Of interest – could the heat of the Mizuno device be partly or mostly nuclear… 
but also … NON-fusion and NON-weak force ?

A mass-energy value which keeps turning up in dense hydrogen cluster papers is 
630 eV. It apparently relates to energy released by a cluster of dense hydrogen 
which has become disordered. This is a measured value – not a theory. This 
value  is mentioned many times by Miley and also by Mizuno.

This is an unusually strong  value energetically for chemistry but weak for 
nuclear.  For comparison the chemical bond energy of two deuterons to each 
other is 4.5 eV and the weakest beta emission is in the few keV range. 630 eV 
would be middle ground – a very soft x-ray which few meters can detect.

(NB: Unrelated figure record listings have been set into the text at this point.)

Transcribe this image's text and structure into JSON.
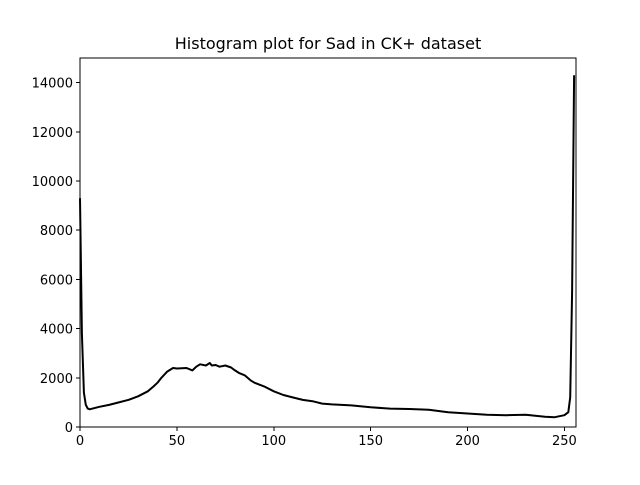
{
  "chart_data": {
    "type": "line",
    "title": "Histogram plot for Sad in CK+ dataset",
    "xlabel": "",
    "ylabel": "",
    "xlim": [
      0,
      256
    ],
    "ylim": [
      0,
      15000
    ],
    "xticks": [
      0,
      50,
      100,
      150,
      200,
      250
    ],
    "yticks": [
      0,
      2000,
      4000,
      6000,
      8000,
      10000,
      12000,
      14000
    ],
    "grid": false,
    "line_color": "#000000",
    "series": [
      {
        "x": [
          0,
          1,
          2,
          3,
          4,
          5,
          6,
          8,
          10,
          15,
          20,
          25,
          30,
          35,
          38,
          40,
          42,
          45,
          48,
          50,
          55,
          58,
          60,
          62,
          65,
          67,
          68,
          70,
          72,
          75,
          78,
          80,
          82,
          85,
          88,
          90,
          95,
          100,
          105,
          110,
          115,
          120,
          125,
          130,
          140,
          150,
          160,
          170,
          180,
          190,
          200,
          210,
          220,
          230,
          240,
          245,
          250,
          252,
          253,
          254,
          255
        ],
        "y": [
          9300,
          3800,
          1400,
          900,
          750,
          720,
          740,
          780,
          820,
          900,
          1000,
          1100,
          1250,
          1450,
          1650,
          1800,
          2000,
          2250,
          2400,
          2380,
          2400,
          2300,
          2450,
          2550,
          2500,
          2600,
          2500,
          2520,
          2450,
          2500,
          2420,
          2300,
          2200,
          2100,
          1900,
          1800,
          1650,
          1450,
          1300,
          1200,
          1100,
          1050,
          950,
          920,
          880,
          800,
          750,
          730,
          700,
          600,
          550,
          500,
          480,
          500,
          420,
          400,
          480,
          600,
          1200,
          5500,
          14300
        ]
      }
    ]
  }
}
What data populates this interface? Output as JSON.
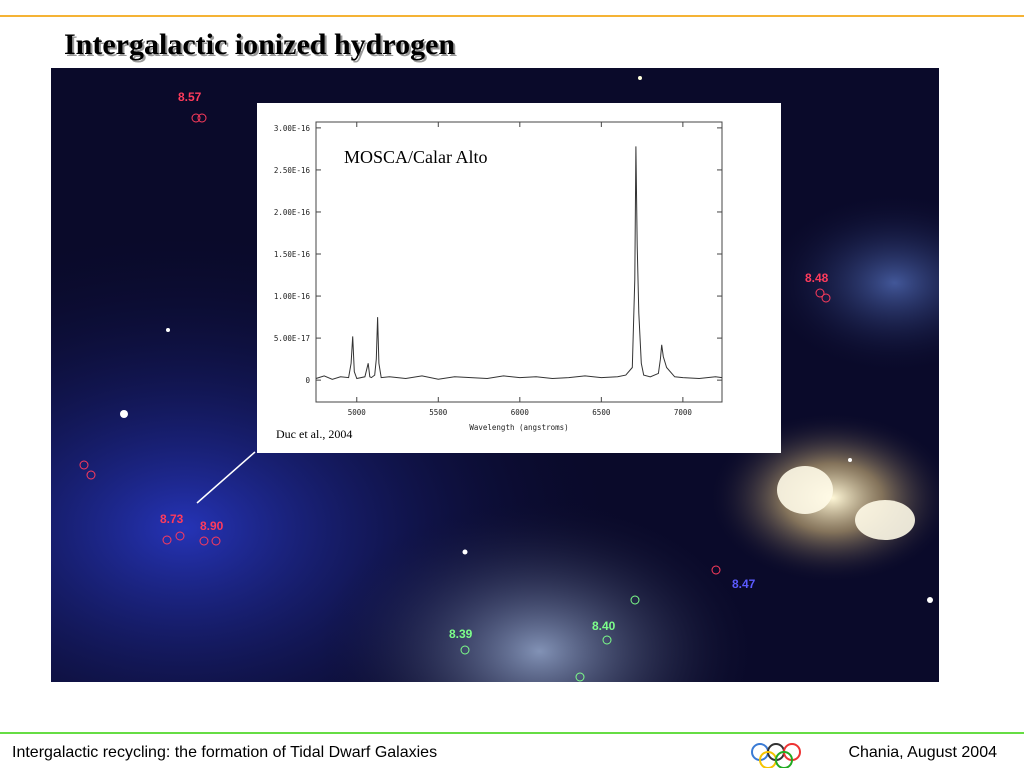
{
  "header": {
    "title": "Intergalactic ionized hydrogen"
  },
  "image_labels": [
    {
      "text": "8.57",
      "color": "red"
    },
    {
      "text": "8.48",
      "color": "red"
    },
    {
      "text": "8.73",
      "color": "red"
    },
    {
      "text": "8.90",
      "color": "red"
    },
    {
      "text": "8.39",
      "color": "green"
    },
    {
      "text": "8.40",
      "color": "green"
    },
    {
      "text": "8.47",
      "color": "blue"
    }
  ],
  "spectrum": {
    "type": "line",
    "title": "MOSCA/Calar Alto",
    "credit": "Duc et al., 2004",
    "x_label": "Wavelength (angstroms)",
    "xlim": [
      4750,
      7240
    ],
    "ylim": [
      -2.6e-17,
      3.07e-16
    ],
    "xticks": [
      5000,
      5500,
      6000,
      6500,
      7000
    ],
    "yticks": [
      0,
      {
        "value": 5e-17,
        "label": "5.00E-17"
      },
      {
        "value": 1e-16,
        "label": "1.00E-16"
      },
      {
        "value": 1.5e-16,
        "label": "1.50E-16"
      },
      {
        "value": 2e-16,
        "label": "2.00E-16"
      },
      {
        "value": 2.5e-16,
        "label": "2.50E-16"
      },
      {
        "value": 3e-16,
        "label": "3.00E-16"
      }
    ],
    "x": [
      4750,
      4800,
      4850,
      4900,
      4950,
      4965,
      4975,
      4985,
      5000,
      5050,
      5070,
      5080,
      5090,
      5110,
      5120,
      5128,
      5136,
      5150,
      5200,
      5300,
      5400,
      5500,
      5600,
      5700,
      5800,
      5900,
      6000,
      6100,
      6200,
      6300,
      6400,
      6500,
      6600,
      6650,
      6690,
      6705,
      6712,
      6720,
      6730,
      6745,
      6760,
      6800,
      6850,
      6862,
      6870,
      6880,
      6900,
      6950,
      7000,
      7100,
      7200,
      7240
    ],
    "y": [
      2e-18,
      5e-18,
      1e-18,
      4e-18,
      3e-18,
      2e-17,
      5.2e-17,
      1e-17,
      2e-18,
      4e-18,
      2e-17,
      4e-18,
      3e-18,
      6e-18,
      2.5e-17,
      7.5e-17,
      2e-17,
      3e-18,
      4e-18,
      2e-18,
      5e-18,
      1e-18,
      4e-18,
      3e-18,
      2e-18,
      5e-18,
      3e-18,
      4e-18,
      2e-18,
      3e-18,
      5e-18,
      3e-18,
      4e-18,
      6e-18,
      1.5e-17,
      1.2e-16,
      2.78e-16,
      1.6e-16,
      8e-17,
      2e-17,
      6e-18,
      4e-18,
      8e-18,
      2.5e-17,
      4.2e-17,
      2.8e-17,
      1.5e-17,
      4e-18,
      3e-18,
      2e-18,
      4e-18,
      3e-18
    ],
    "color": "#333333"
  },
  "footer": {
    "left": "Intergalactic recycling: the formation of Tidal Dwarf Galaxies",
    "right": "Chania, August 2004"
  }
}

There is a Rydberg multiple at ~625 eV but it seems crazy to suggest that this 
would be a favored value for Mills’ theory as it doesn’t turn up in any of his 
papers.

The BEC cluster of deuterons which are bound to each other by a poorly 
understood mechanism are said to contain around 100 atoms by Miley’s group and 
less than that  by Holmlid who sees the structure as linear as opposed to 
globular. Apparently both seem to believe the numberof atoms  in a BEC is not 
random.

I am wondering if the common denominator between energies which are  hi-chem 
but  low-nuke has anything to do with Don Hotson’s EPO. 

Why?

The ionization potential of positronium is 6.8 eV. Hotson envisioned a 
universal background “aether” to be composed of EPOs – basically positronium in 
4 space. Presumably it would still have the same characteristic binding energy. 
Thus, In a cluster of around 100 deuterons at 2 pm separation, bound in some 
kind of stable arrangement, if about 93 of them acted as a single unit in 
decay, then possibly the result would be a single photon of this value 630 eV. 
That is a huge stretch as there is absolutely no reason to suspect that there 
could be such a favored number of atoms nor that they would act in unison.

But QM is strange and QCD is stranger. There are no satisfactory explanations 
for now - but the beauty of the recent news from Mizuno is that now - at long 
last there appears to be a justifiable expectation for finding on demand power 
at the kilowatt level without gamma radiation. 

The real clincher of the announcement is the image that has been imprinted on 
physicists everywhere - that fabulous image of the Mizuno reactor taken in from 
of a fireplace, reportedly providing winter time heat in one of the colder 
parts of Japan. An instant classic !!